Sensitivity of dopamine systems to opioidergic stimulation in alcoholism: a PET study with [18F]fallypride

It is widely accepted that the mesolimbic dopamine (DA) system plays a major role in the rewarding effects of alcohol consumption. In addition there is increasing evidence that alcohol interferes with endogenous opioid mechanisms which in return modulate dopaminergic transmission in the mesolimbic pathway. It is assumed that alcohol has (acute and chronic) effects on the binding properties of opioid receptors. Opioid agonists with affinity for µ opioid receptors are expected to develop their rewarding effect by activation of the mesolimbic dopamine system which ascends from the ventral tegmentum to the nucleus accumbens.

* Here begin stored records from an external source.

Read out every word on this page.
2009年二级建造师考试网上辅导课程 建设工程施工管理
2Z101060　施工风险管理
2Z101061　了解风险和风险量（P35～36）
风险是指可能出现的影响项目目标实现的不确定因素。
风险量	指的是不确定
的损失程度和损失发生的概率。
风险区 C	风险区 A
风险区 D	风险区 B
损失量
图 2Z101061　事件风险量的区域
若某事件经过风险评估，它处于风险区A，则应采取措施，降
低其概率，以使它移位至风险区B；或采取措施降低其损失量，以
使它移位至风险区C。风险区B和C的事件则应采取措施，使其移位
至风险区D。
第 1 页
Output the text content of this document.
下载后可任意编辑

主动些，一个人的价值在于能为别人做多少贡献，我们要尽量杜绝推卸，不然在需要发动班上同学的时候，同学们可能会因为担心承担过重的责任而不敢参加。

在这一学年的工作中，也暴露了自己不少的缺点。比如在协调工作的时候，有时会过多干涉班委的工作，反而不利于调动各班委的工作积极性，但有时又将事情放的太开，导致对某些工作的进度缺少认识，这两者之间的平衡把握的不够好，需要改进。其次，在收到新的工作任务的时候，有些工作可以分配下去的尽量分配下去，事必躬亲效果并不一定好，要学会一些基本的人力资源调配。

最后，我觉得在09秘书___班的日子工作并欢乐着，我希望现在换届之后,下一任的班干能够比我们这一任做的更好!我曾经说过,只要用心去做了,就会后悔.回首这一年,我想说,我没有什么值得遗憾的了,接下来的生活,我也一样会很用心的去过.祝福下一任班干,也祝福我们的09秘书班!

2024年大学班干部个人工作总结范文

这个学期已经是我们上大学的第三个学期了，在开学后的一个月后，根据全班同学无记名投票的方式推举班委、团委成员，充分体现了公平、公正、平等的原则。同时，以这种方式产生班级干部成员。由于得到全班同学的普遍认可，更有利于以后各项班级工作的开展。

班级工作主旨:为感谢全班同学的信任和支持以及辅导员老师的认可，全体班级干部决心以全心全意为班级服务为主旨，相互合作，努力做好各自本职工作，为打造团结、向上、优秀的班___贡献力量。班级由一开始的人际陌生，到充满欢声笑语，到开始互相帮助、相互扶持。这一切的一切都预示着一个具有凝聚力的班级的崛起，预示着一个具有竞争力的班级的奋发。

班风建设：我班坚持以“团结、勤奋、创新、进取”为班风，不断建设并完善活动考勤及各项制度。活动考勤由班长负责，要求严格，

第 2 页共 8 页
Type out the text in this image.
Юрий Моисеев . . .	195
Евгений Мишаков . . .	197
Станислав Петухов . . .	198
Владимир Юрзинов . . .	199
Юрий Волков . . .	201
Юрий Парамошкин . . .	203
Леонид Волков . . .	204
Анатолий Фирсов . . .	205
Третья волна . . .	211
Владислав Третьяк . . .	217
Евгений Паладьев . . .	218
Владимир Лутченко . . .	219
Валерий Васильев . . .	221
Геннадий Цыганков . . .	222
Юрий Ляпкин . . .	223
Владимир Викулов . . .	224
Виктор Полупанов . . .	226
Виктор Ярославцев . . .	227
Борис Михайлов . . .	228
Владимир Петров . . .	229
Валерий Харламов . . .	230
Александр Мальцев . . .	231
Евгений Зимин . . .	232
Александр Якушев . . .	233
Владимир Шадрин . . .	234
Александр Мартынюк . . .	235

The aim of the present study was to test for differences in sensitivity of DA reward systems to opioidergic stimulation in alcohol-dependent patients and healthy controls. D2-like DA receptors were quantified with PET and [18F]fallypride as the radiotracer in 8 male detoxified alcohol dependent patients and 8 age matched controls. Subjects underwent dynamic PET scans over 180 minutes. To test for a group difference in DA release between baseline and experimental condition, participants were scanned twice, the second time after application of the short-acting µ-opiate agonist remifentanil. Binding potentials (BP) were calculated by means of the simplified reference tissue model. DA release was calculated as percent change in BP. Craving was assessed in both conditions. The results will be presented and discussed in the light of current models of addiction.